Recensione Libro “Piccole donne”
Louisa May Alcott
Citazione
“Natale non è Natale senza regali – si lamentò Jo, sdraiata sulla coperta.”
Di cosa parla “Piccole donne” di Louisa May Alcott
Il romanzo “Piccole donne” di Louisa May Alcott è considerato tra i capolavori della letteratura per l’infanzia, ma è molto amato anche dal pubblico adulto.
La storia è incentrata su quattro sorelle, Amy, Jo, Meg e Beth che vivono con la madre e la domestica, mentre il padre è al fronte a combatte la Guerra di Secessione.
La guerra fa da sfondo alle loro vicende, perché in primo piano ci sono le grandi avventure e le piccole disavventure delle quattro ragazze. Certo la loro vita è segnata dalle continue preoccupazioni per il padre lontano e per le ristrettezze economiche che si trovano a subire proprio in conseguenza della guerra, ma quello che risalta maggiormente è la loro storia.
Le sorelle infatti sono molto unite e grazie alla loro solida amicizia, al modo semplice di affrontare le giornate godendo delle piccole cose quotidiane, riescono a non soccombere alle difficoltà che si presentano.La spensieratezza che c’è in casa viene, però, messa a dura prova da vari eventi, arriva la notizia della malattia del padre, la madre è costretta a partire e poi anche Beth cade malata. Ed è proprio in queste fasi negative che le ragazze mostrano la bellezza e la solidità del loro rapporto, nonostante la diversità del loro carattere e del modo di affrontare i problemi.
Il libro ruota attorno ai racconti che identificano e mostrano le quattro sorelle, ma a fare da perno, con un ruolo predominante è la madre. La donna osserva tutto quello che avviene in casa, attenta a non perdersi nulla, è sempre vigile, ma capace di lasciare spazio dando libertà di scelta, rendendo così la possibilità ad Amy, Jo, Meg e Beth di vivere le proprie esperienze, senza interferire.
Quello che un lettore attento può notare perdendosi nelle pagine del romanzo “Piccole donne” è che la realtà che viene descritta è molto lontana dalla nostra, le situazioni sono subite ed affrontate in maniera completamente differente.
Una malattia che adesso è semplice da debellare, ovviamente allora poteva essere mortale, le donne, inoltre, ricoprivano un ruolo più defilato nella società e, per di più, in assenza di informazioni e tecnologie, i rapporti venivano vissuti con una maggiore genuinità.

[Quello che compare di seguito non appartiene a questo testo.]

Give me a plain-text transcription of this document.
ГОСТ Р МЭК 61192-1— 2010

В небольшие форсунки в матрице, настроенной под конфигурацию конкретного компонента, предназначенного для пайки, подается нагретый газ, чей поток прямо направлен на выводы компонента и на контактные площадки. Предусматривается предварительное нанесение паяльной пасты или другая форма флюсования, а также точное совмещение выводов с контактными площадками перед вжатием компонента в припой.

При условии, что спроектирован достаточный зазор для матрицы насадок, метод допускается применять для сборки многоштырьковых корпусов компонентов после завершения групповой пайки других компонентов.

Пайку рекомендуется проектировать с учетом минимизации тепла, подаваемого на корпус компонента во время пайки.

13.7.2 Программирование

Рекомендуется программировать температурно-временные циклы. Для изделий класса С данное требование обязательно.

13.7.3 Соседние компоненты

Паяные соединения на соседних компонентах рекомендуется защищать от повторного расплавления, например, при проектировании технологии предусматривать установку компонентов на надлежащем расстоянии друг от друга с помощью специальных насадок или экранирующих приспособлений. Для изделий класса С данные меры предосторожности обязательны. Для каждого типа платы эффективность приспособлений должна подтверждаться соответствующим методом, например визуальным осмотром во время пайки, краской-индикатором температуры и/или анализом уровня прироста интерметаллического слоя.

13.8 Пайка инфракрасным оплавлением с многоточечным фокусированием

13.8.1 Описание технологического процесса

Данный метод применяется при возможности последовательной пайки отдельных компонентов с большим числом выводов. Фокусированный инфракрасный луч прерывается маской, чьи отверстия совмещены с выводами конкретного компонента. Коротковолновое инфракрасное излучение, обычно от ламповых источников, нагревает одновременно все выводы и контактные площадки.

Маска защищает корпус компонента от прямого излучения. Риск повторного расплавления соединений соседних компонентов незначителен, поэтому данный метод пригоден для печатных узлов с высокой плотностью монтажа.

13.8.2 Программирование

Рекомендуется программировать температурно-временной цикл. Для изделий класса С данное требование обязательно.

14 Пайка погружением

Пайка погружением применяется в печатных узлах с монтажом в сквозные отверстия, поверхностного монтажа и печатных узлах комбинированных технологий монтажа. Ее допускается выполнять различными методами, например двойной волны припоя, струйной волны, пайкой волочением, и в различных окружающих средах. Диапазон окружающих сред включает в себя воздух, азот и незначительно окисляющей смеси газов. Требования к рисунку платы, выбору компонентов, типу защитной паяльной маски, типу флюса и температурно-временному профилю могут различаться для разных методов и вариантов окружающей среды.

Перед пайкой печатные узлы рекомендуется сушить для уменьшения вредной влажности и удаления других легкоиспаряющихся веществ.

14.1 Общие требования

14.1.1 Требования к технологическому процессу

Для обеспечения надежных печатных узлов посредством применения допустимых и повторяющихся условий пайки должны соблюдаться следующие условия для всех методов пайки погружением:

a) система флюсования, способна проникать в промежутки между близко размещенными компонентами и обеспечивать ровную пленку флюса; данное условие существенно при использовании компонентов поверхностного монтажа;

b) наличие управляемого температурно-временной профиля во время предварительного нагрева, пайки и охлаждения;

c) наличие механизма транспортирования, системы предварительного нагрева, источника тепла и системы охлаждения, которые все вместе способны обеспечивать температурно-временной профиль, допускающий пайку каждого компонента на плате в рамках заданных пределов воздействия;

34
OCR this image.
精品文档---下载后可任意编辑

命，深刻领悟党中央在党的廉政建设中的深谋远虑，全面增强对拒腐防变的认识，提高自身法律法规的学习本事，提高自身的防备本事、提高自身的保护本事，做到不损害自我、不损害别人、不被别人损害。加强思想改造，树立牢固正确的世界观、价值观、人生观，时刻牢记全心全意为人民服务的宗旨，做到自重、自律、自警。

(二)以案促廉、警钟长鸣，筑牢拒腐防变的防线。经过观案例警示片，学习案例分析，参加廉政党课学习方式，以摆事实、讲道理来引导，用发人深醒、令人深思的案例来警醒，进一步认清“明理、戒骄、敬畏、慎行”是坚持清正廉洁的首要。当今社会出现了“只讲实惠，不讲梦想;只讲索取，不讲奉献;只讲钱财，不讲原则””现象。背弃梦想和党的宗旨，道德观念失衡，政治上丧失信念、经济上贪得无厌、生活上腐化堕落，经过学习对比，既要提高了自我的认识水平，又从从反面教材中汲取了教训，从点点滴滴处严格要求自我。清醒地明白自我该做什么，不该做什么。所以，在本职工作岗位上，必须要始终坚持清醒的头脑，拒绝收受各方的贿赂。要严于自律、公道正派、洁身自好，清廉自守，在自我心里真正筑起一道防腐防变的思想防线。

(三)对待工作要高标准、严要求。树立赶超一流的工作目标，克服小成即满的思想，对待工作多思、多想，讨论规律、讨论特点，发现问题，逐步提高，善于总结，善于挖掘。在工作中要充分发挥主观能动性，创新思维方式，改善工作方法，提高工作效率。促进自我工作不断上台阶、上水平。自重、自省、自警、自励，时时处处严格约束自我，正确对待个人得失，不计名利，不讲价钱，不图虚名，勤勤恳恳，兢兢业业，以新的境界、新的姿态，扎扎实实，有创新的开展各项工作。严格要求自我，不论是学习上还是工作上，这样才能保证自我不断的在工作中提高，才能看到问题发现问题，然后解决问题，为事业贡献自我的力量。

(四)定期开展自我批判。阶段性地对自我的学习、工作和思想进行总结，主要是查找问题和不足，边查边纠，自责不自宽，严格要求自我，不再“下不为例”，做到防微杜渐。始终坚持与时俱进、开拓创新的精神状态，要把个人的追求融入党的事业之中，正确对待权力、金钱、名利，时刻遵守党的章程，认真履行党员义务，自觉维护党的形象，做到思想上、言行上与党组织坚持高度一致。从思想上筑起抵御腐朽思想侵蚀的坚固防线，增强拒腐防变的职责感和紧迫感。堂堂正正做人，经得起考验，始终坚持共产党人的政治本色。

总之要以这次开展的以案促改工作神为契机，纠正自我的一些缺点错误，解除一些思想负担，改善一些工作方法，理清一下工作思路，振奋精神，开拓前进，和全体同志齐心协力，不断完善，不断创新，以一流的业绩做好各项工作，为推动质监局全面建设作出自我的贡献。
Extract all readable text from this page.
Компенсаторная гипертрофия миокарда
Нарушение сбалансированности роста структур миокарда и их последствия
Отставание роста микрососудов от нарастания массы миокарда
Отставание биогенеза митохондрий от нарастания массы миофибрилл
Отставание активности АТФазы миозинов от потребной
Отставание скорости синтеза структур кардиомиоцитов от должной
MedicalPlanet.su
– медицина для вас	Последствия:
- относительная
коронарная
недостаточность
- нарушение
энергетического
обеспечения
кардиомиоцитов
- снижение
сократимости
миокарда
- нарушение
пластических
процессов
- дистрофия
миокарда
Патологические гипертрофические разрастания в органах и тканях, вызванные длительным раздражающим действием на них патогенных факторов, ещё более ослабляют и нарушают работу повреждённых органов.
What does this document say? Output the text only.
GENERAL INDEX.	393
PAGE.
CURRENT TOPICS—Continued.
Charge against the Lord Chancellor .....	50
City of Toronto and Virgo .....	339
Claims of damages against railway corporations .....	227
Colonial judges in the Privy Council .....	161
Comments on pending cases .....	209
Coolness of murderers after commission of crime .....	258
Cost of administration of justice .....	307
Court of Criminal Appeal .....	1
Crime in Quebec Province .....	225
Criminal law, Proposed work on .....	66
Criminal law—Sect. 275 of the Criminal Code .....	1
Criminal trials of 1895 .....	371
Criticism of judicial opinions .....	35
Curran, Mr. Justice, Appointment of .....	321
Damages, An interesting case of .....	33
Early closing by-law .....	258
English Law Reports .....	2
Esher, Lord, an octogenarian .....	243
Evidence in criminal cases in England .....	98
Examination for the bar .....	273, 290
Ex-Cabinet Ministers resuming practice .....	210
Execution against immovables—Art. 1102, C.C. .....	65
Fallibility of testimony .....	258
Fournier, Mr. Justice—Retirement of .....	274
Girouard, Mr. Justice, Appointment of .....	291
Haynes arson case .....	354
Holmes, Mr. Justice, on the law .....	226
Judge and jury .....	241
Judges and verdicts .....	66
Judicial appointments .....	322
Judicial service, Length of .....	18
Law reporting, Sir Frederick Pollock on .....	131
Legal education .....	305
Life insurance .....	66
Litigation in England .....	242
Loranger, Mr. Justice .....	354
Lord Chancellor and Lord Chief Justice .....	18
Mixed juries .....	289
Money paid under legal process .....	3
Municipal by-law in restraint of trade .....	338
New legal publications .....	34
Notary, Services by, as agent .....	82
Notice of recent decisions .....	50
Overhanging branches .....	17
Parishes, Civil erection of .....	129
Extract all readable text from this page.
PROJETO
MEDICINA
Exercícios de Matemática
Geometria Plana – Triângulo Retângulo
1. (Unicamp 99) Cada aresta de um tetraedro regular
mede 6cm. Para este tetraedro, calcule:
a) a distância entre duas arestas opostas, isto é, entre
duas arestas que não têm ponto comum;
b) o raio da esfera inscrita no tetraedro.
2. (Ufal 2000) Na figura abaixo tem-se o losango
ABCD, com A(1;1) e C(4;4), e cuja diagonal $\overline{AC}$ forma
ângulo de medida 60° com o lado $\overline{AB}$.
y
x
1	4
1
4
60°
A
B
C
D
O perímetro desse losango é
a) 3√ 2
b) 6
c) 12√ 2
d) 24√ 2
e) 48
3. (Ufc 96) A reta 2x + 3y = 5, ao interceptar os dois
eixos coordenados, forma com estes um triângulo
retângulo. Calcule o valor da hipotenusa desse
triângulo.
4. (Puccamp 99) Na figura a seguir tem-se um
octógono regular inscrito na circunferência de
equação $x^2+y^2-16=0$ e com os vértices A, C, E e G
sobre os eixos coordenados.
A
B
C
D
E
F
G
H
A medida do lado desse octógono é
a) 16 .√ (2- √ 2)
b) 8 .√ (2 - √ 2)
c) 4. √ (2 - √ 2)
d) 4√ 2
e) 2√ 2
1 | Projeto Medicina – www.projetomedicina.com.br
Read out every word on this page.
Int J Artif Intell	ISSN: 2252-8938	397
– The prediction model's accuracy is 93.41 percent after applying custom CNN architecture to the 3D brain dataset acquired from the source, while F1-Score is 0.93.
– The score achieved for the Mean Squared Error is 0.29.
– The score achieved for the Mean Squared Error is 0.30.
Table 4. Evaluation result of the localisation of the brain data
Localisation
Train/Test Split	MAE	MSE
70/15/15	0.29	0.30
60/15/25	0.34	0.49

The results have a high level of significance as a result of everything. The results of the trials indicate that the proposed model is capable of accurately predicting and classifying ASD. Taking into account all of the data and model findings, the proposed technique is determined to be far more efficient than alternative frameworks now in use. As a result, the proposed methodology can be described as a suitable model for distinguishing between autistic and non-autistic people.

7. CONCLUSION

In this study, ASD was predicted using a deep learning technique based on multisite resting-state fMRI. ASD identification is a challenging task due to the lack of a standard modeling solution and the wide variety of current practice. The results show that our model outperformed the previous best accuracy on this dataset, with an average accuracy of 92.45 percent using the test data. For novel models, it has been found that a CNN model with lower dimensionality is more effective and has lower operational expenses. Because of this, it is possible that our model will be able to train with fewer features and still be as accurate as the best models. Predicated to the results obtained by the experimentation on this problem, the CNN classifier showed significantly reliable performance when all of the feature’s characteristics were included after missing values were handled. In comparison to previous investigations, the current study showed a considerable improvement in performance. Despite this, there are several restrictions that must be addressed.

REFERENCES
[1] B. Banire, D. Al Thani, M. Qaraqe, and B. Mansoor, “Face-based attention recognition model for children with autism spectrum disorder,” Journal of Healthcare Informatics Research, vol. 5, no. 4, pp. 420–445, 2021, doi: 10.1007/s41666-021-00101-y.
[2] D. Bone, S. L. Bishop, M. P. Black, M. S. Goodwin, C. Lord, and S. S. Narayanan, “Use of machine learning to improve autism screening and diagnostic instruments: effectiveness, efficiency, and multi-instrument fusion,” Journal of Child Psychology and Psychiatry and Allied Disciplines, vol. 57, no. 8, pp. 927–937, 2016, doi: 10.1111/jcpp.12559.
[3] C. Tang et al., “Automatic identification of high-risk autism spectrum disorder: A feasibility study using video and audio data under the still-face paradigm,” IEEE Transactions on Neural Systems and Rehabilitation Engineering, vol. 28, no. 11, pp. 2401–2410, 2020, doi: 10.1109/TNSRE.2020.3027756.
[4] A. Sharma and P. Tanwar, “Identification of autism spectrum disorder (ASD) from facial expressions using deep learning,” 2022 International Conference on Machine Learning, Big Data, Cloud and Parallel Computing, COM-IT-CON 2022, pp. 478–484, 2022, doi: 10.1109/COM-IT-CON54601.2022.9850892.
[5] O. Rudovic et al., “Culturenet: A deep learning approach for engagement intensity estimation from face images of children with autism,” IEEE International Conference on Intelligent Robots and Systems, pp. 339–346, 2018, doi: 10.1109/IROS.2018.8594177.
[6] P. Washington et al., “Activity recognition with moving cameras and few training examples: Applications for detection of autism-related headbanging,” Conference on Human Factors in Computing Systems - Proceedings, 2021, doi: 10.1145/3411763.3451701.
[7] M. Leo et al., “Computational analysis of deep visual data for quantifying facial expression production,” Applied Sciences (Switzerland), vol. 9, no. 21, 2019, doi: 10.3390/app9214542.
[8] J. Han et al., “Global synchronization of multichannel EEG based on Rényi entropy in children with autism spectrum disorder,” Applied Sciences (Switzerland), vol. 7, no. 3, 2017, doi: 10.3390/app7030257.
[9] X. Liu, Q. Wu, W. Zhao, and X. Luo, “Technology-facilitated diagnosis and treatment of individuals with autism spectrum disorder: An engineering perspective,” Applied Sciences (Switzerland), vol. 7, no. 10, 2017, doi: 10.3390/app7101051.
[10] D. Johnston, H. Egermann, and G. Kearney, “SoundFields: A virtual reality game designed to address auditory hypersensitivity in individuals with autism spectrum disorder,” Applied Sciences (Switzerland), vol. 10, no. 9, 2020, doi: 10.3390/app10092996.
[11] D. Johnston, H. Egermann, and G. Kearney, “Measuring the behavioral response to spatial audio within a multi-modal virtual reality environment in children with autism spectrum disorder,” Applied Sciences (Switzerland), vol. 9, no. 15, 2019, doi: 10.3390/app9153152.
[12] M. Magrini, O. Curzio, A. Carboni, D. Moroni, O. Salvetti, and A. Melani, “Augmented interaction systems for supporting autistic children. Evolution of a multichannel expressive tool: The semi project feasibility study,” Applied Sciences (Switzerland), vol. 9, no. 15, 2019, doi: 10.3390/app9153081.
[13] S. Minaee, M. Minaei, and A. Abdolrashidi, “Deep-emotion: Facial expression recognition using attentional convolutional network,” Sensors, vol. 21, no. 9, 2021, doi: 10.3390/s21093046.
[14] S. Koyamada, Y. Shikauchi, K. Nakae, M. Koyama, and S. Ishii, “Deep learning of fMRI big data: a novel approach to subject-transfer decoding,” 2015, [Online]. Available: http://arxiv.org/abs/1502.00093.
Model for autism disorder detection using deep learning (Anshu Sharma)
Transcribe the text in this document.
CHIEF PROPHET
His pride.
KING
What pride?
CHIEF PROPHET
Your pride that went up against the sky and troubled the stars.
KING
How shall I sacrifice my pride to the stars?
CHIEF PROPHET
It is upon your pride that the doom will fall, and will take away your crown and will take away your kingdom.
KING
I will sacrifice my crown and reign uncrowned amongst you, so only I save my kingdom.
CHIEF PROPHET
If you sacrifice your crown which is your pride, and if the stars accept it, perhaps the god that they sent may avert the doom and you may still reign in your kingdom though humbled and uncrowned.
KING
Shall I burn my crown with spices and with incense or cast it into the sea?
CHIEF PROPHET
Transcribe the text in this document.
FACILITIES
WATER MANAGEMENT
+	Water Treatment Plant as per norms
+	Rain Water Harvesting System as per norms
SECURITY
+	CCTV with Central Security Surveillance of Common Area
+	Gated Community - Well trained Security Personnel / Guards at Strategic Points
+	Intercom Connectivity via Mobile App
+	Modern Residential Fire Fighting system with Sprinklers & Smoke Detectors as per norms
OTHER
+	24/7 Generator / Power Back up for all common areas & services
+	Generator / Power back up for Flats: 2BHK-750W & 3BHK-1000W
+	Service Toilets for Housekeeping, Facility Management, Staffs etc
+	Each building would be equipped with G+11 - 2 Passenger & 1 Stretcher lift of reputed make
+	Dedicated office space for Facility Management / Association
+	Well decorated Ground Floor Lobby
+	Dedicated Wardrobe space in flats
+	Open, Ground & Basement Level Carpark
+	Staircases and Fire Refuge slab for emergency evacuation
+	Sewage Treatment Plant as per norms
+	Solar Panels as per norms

La scrittrice Louisa May Alcott, in “Piccole donne” riesce a mettere l’accento su tematiche importanti, mostrandoci fino in fondo il carattere delle protagoniste e le loro reazioni dinanzi ai fatti quotidiani.
Jo in particolare, viene descritta come colei che combatte contro le regole che conformavano le donne ad un ruolo secondario, per mostrarsi per quello che è, senza doversi mostrare indifesa e fragile, quasi sottomessa alla volontà comune. Lotta per poter vivere i propri piaceri, senza temere il giudizio altrui, ma ascoltando i consigli della madre, che avendo più esperienza rispetto a lei, l’aiuta ad essere amorevole e una donna migliore.
“Piccole donne” è un romanzo che possiede non solo una buona storia che fa appassionare, ma anche dei messaggi molto interessanti, soprattutto quelli che derivano dai discorsi fatti tra la mamma e le figlie. Un libro indimenticabile per la vecchia generazione, ma che può trovare una giusta collocazione anche nelle nuove leve.
Chi è Louisa May Alcott
Nasce a Germantown nel 1832 e muore a Boston nel 1888. Ha svolto svariati lavori prima di diventare scrittrice, a causa dei problemi economici in cui viveva la famiglia. Tra le varie mansione è stata anche governante e sarta.
Nel 1868 è stato pubblicato “Piccole donne” che è un romanzo che prende spunto dalla sua vita, definito, per le tante similitudini con la sua storia, autobiografico. Oltre a “Piccole donne crescono”, sono stati pubblicati anche “I ragazzi di Jo” e “Piccoli uomini”. E’ morta per avvelenamento da mercurio. Molti i film tratti dal suo romanzo di maggior successo “Piccole donne”.